The FBI used a suspect's face to unlock his iPhone in Ohio case
When Apple debuted Face ID with the iPhone X last year, it raised an interesting legal question: can you be compelled to unlock your phone by looking at it? In an apparent first, Forbes reports that the FBI got a suspect to unlock his phone during a raid in August.
In August, the FBI raided the home of Grant Michalski, looking for evidence that he had sent or received child pornography. They were armed with a search warrant [warning: this documentation contains explicit descriptions of sexual abuse] which allowed them to search Michalski's computer for evidence, and during the raid, agents recovered his iPhone X.
The agents who found the iPhone asked Michalski to unlock the device via Face ID, which he did. They "placed the [phone] into airplane mode and examined it by looking through the files and folders manually and documenting the findings with pictures."
The facial unlocking was voluntary (or so they claim), and the Columbus Police and FBI have devices capable of bypassing the phone's passcode protection. So much for security.
Also at AppleInsider.
(Score: 2, Insightful) by Anonymous Coward on Monday October 01 2018, @04:15PM (2 children)
If the fact of possession were the only fact established by the prosecution, I would nullify if I were in the jury box. Call me a pedophile then. I'm already apparently an incel because I've only had sex with men.

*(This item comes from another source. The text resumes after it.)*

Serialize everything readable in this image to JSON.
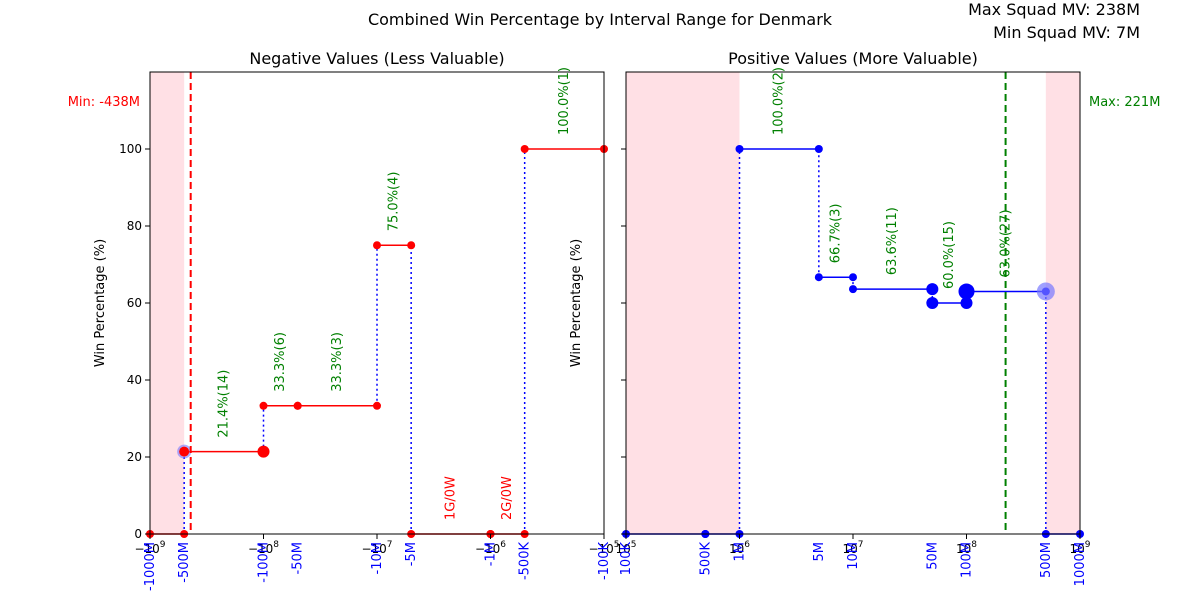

Homosexuality in men is already linked, according to the homophobic authoritarians, with pedophilia.
So plant some CP on me.... after all, that's all you have to do to prove that yet another homosexual incel is also a pedophile. Right? Because police would never do such a thing as planting evidence? (Do I really need to link you to article after article documenting police getting caught planting "evidence?")
The reason is that the idea of contraband is itself flimsy and dangerous, precisely because of the ease of planting evidence. We should go after those who can be proven to be willful (that mens rea thing) distributors. Mere possession of anything only provides an easy way for power to be abused.
(Score: 2) by Runaway1956 on Monday October 01 2018, @08:01PM (1 child)
I'm not a real believer in this argument, but it should be mentioned.
Theory is, if there weren't people out there seeking, and oftentimes willing to pay for, CP, the producers wouldn't be producing it. Thus - possessions contributes to actual child sexual abuse.
In my limited research, monetary profit is at best a tertiary concern for most producers of CP. One CP ring was discovered in which CP was traded like-for-like. The only way to "buy" the stuff, was to produce and trade your own stuff. And . . . I suppose that particular CP ring supports the theory I've already mentioned.
Whatever theory you might work with, I'm certain that a lot of child porn is not porn at all. If a naked child runs through the room when a photo is snapped, that child's bare buttocks constitute child porn in the eyes of some law enforcement. It doesn't matter how, or why, that bare-assed child managed to run into the room at the wrong(?) moment - the bare ass is enough to arrest and investigate.
https://blogs.findlaw.com/blotter/2009/09/bath-photos-wal-mart-what-is-child-pornography.html [findlaw.com]
(Score: 0) by Anonymous Coward on Tuesday October 02 2018, @02:09AM
The counterargument is that most of the CP is freely available, so you could just ban paying for it (through any means) and producing it.
Another counterargument is that it's still the fault of the producers, and that they don't have to produce CP to meet the demand. It's still entirely on them.
What's funny is that many organizations like the FBI argue that CP harms victims each time it is looked at, so it's harmful even if it was not paid for at all. Then, the FBI hosts CP itself on honeypot websites. The hypocrisy is both hilarious and sad.